It’s been a Bones marathon at our house for the past few months and since we are people that love our blood, gore, corpses and absence of emotional content very much, we’ve been quite happy and satisfied. That is until two nights ago when I watched episode 9 ‘The Doctor in the Photo’. Remember when I said lack of emotional and dramatic content is a key factor to my escape tv? Well, that episode broke the rule. I’ve been hashing and rehashing in my mind plot lines and quotes from the episode:
Sweets: The mental analysis of Lauren Eames: She was highly controlling and she was stressed …. To deal with this, she emotionally detached herself and made herself to not care. In order to start feeling nothing, she began behaving erratically, in order to feel something – anything…
You may not be a Bones fan and I wouldn’t blame you so I’m not going to go into details about the episode. The above lines are self explanatory anyway.
Normally I watch episodes and then forget them a minute later. Which makes following highly plot based stories a huge nightmare. But this one touched something and it made me stop and think. About regrets (which I convince myself that I have none of) and about emotions – or lack of.
I’m not an emotional type, whether by nature or by an excellent suppression system I’ve highly developed and perfected over the years, beats me.
I can’t deal with pain. Subconsciously and almost automatically I push it aside and bury it somewhere deep inside. It’s gotten to the point where I stop feeling and stop thinking.
And when the character of the psychologist Sweets said the above mental analysis a ping set off in the back of my brain. Aside from the anger and frustration issues that I have, the rest if it is me! The adrenaline rush and pursuit of any kind of thrill; roller coasters, bungee jumping, hanging outside window ledges from 10 storey buildings. And these were no easy feats for a girl with motion sickness and a fear of heights. And let’s not go into the self-cutting. Maybe I was just looking to feel anything.

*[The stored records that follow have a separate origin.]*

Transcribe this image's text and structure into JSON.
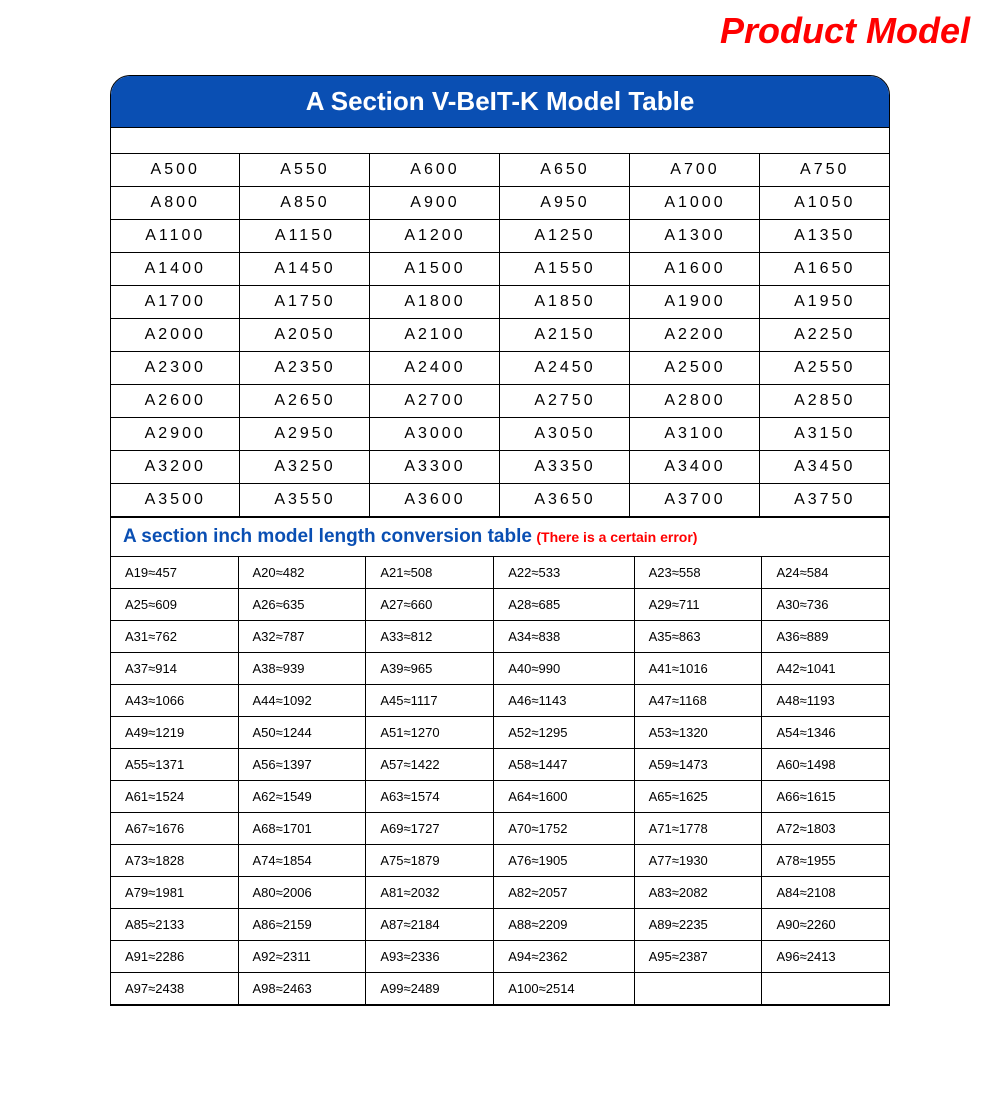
{
  "page_title": "Product Model",
  "header_title": "A Section V-BeIT-K Model Table",
  "colors": {
    "header_bg": "#0a4fb3",
    "header_text": "#ffffff",
    "page_title": "#ff0000",
    "sub_header_main": "#0a4fb3",
    "sub_header_note": "#ff0000",
    "border": "#000000",
    "cell_text": "#000000",
    "background": "#ffffff"
  },
  "fonts": {
    "page_title_size": 36,
    "header_size": 26,
    "model_cell_size": 16,
    "model_letter_spacing": 3,
    "sub_header_main_size": 19,
    "sub_header_note_size": 14,
    "conv_cell_size": 13
  },
  "model_table": {
    "columns": 6,
    "rows": [
      [
        "A500",
        "A550",
        "A600",
        "A650",
        "A700",
        "A750"
      ],
      [
        "A800",
        "A850",
        "A900",
        "A950",
        "A1000",
        "A1050"
      ],
      [
        "A1100",
        "A1150",
        "A1200",
        "A1250",
        "A1300",
        "A1350"
      ],
      [
        "A1400",
        "A1450",
        "A1500",
        "A1550",
        "A1600",
        "A1650"
      ],
      [
        "A1700",
        "A1750",
        "A1800",
        "A1850",
        "A1900",
        "A1950"
      ],
      [
        "A2000",
        "A2050",
        "A2100",
        "A2150",
        "A2200",
        "A2250"
      ],
      [
        "A2300",
        "A2350",
        "A2400",
        "A2450",
        "A2500",
        "A2550"
      ],
      [
        "A2600",
        "A2650",
        "A2700",
        "A2750",
        "A2800",
        "A2850"
      ],
      [
        "A2900",
        "A2950",
        "A3000",
        "A3050",
        "A3100",
        "A3150"
      ],
      [
        "A3200",
        "A3250",
        "A3300",
        "A3350",
        "A3400",
        "A3450"
      ],
      [
        "A3500",
        "A3550",
        "A3600",
        "A3650",
        "A3700",
        "A3750"
      ]
    ]
  },
  "sub_header": {
    "main": "A section inch model length conversion table",
    "note": "(There is a certain error)"
  },
  "conversion_table": {
    "columns": 6,
    "approx_symbol": "≈",
    "rows": [
      [
        "A19≈457",
        "A20≈482",
        "A21≈508",
        "A22≈533",
        "A23≈558",
        "A24≈584"
      ],
      [
        "A25≈609",
        "A26≈635",
        "A27≈660",
        "A28≈685",
        "A29≈711",
        "A30≈736"
      ],
      [
        "A31≈762",
        "A32≈787",
        "A33≈812",
        "A34≈838",
        "A35≈863",
        "A36≈889"
      ],
      [
        "A37≈914",
        "A38≈939",
        "A39≈965",
        "A40≈990",
        "A41≈1016",
        "A42≈1041"
      ],
      [
        "A43≈1066",
        "A44≈1092",
        "A45≈1117",
        "A46≈1143",
        "A47≈1168",
        "A48≈1193"
      ],
      [
        "A49≈1219",
        "A50≈1244",
        "A51≈1270",
        "A52≈1295",
        "A53≈1320",
        "A54≈1346"
      ],
      [
        "A55≈1371",
        "A56≈1397",
        "A57≈1422",
        "A58≈1447",
        "A59≈1473",
        "A60≈1498"
      ],
      [
        "A61≈1524",
        "A62≈1549",
        "A63≈1574",
        "A64≈1600",
        "A65≈1625",
        "A66≈1615"
      ],
      [
        "A67≈1676",
        "A68≈1701",
        "A69≈1727",
        "A70≈1752",
        "A71≈1778",
        "A72≈1803"
      ],
      [
        "A73≈1828",
        "A74≈1854",
        "A75≈1879",
        "A76≈1905",
        "A77≈1930",
        "A78≈1955"
      ],
      [
        "A79≈1981",
        "A80≈2006",
        "A81≈2032",
        "A82≈2057",
        "A83≈2082",
        "A84≈2108"
      ],
      [
        "A85≈2133",
        "A86≈2159",
        "A87≈2184",
        "A88≈2209",
        "A89≈2235",
        "A90≈2260"
      ],
      [
        "A91≈2286",
        "A92≈2311",
        "A93≈2336",
        "A94≈2362",
        "A95≈2387",
        "A96≈2413"
      ],
      [
        "A97≈2438",
        "A98≈2463",
        "A99≈2489",
        "A100≈2514",
        "",
        ""
      ]
    ]
  }
}
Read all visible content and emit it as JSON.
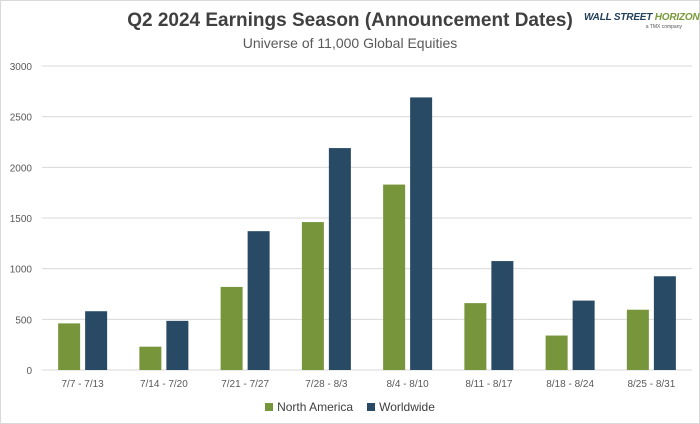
{
  "logo": {
    "text_main": "WALL STREET ",
    "text_accent": "HORIZON",
    "text_sub": "a TMX company"
  },
  "colors": {
    "north_america": "#77963b",
    "worldwide": "#284a64",
    "grid": "#d9d9d9",
    "axis_text": "#595959"
  },
  "chart_data": {
    "type": "bar",
    "title": "Q2 2024 Earnings Season (Announcement Dates)",
    "subtitle": "Universe of 11,000 Global Equities",
    "xlabel": "",
    "ylabel": "",
    "ylim": [
      0,
      3000
    ],
    "yticks": [
      0,
      500,
      1000,
      1500,
      2000,
      2500,
      3000
    ],
    "grid": true,
    "legend_position": "bottom",
    "categories": [
      "7/7 - 7/13",
      "7/14 - 7/20",
      "7/21 - 7/27",
      "7/28 - 8/3",
      "8/4 - 8/10",
      "8/11 - 8/17",
      "8/18 - 8/24",
      "8/25 - 8/31"
    ],
    "series": [
      {
        "name": "North America",
        "values": [
          460,
          230,
          820,
          1460,
          1830,
          660,
          340,
          595
        ]
      },
      {
        "name": "Worldwide",
        "values": [
          580,
          485,
          1370,
          2190,
          2690,
          1075,
          685,
          925
        ]
      }
    ]
  }
}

Hopefully I’m older and wiser now. And I am trying to make a conscious effort to stop the logical rationalization. There will be times where I will mentally stop myself with
‘No you are not pushing that aside. You need to stop and think how you feel.’
To wrap up…
Micah: How’d it work out? Brennan: I listened to the universe. I felt something. I’m sad. Micah: That’s so much better than dead. Or even dead inside.